Alors que le nombre de cas d’infections au Covid-19 semble repartir à la hausse et que les Autorités de santé françaises vont se prononcer très prochainement sur la place des nouveaux vaccins, dits bivalents ou de nouvelles générations intégrant le variant Omicron, faut-il dès à présent se mobiliser pour vacciner les Français, et si oui, quelles catégories de population seront prioritaires ?
Avec quels vaccins faudra-t-il les protéger ? Enfin, comment communiquer auprès de la population sur une vaccination qui va probablement – sauf nouveau variant extrêmement mortel – ne plus être « populationnel » mais probablement proposée « au cas par cas ».

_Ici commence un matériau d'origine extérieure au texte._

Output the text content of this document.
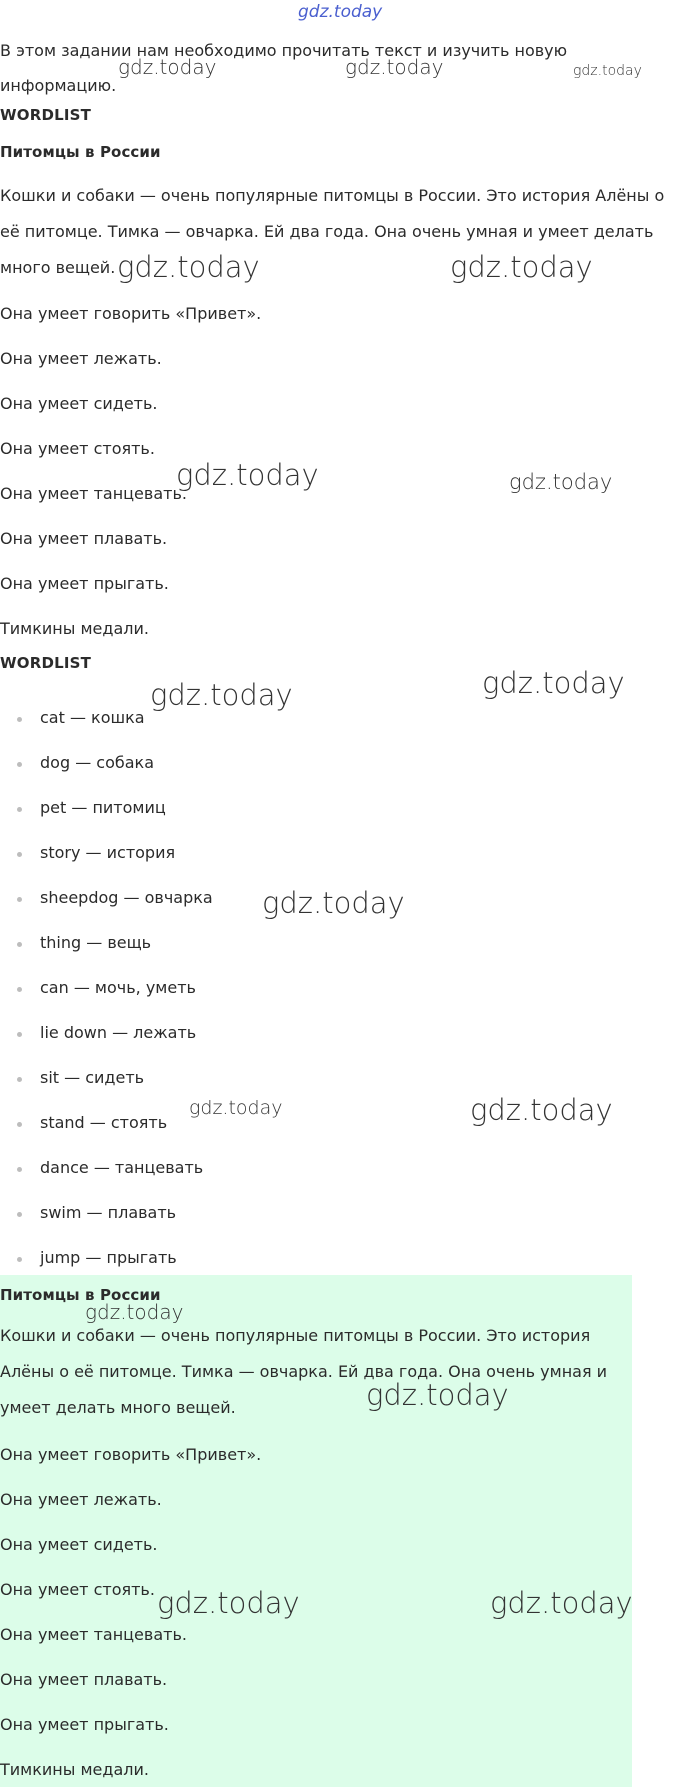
gdz.today

В этом задании нам необходимо прочитать текст и изучить новую информацию.

WORDLIST
Питомцы в России

Кошки и собаки — очень популярные питомцы в России. Это история Алёны о её питомце. Тимка — овчарка. Ей два года. Она очень умная и умеет делать много вещей.

Она умеет говорить «Привет».
Она умеет лежать.
Она умеет сидеть.
Она умеет стоять.
Она умеет танцевать.
Она умеет плавать.
Она умеет прыгать.
Тимкины медали.
WORDLIST
cat — кошка
dog — собака
pet — питомиц
story — история
sheepdog — овчарка
thing — вещь
can — мочь, уметь
lie down — лежать
sit — сидеть
stand — стоять
dance — танцевать
swim — плавать
jump — прыгать
Питомцы в России

Кошки и собаки — очень популярные питомцы в России. Это история Алёны о её питомце. Тимка — овчарка. Ей два года. Она очень умная и умеет делать много вещей.

Она умеет говорить «Привет».
Она умеет лежать.
Она умеет сидеть.
Она умеет стоять.
Она умеет танцевать.
Она умеет плавать.
Она умеет прыгать.
Тимкины медали.
gdz.today	gdz.today	gdz.today
gdz.today	gdz.today
gdz.today	gdz.today
gdz.today	gdz.today
gdz.today
gdz.today	gdz.today
gdz.today
gdz.today
gdz.today	gdz.today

Le point de vue du Dr Benjamin Davido , infectiologue et référent Covid-19 à l'hôpital Raymond-Poincaré de Garches, qui se dit inquiet face à « une menace dont on ne parle plus mais qui est toujours là » mais considère que « le contrôle des vagues successives à venir est un défi radicalement différent de ce qui s’est passé avant ». Explications.
On observe une remontée de cas de Covid, comment voyez-vous la rentrée en termes épidémiologiques ?
Dr Benjamin Davido : Nous sommes face aujourd’hui à une situation très particulière qui, sans dire qu’elle m’inquiète, m’alerte. On est passé de 3.500 cas lundi dernier à plus de 10.000 cas ce lundi, ce qui me fait craindre une possible reprise d’une 8e hypothétique vague. On peut toujours dire que l’on a moins testé pendant les vacances, mais je ne pense que cela soit seule explication. Il s’agit probablement d’une reprise épidémique suite à la circulation d’un agent infectieux viral (NDLR : Covid), ce qui est classique à cette période de retour de congés et de brassage des populations inhérents aux vacances et au fait que l’on est moins attentif. Entrer dans une période plus froide va nous conduire à avoir des contacts différents, notamment en intérieur sur la période automnale.
Est-ce le bon timing pour promouvoir à nouveau fortement la vaccination ?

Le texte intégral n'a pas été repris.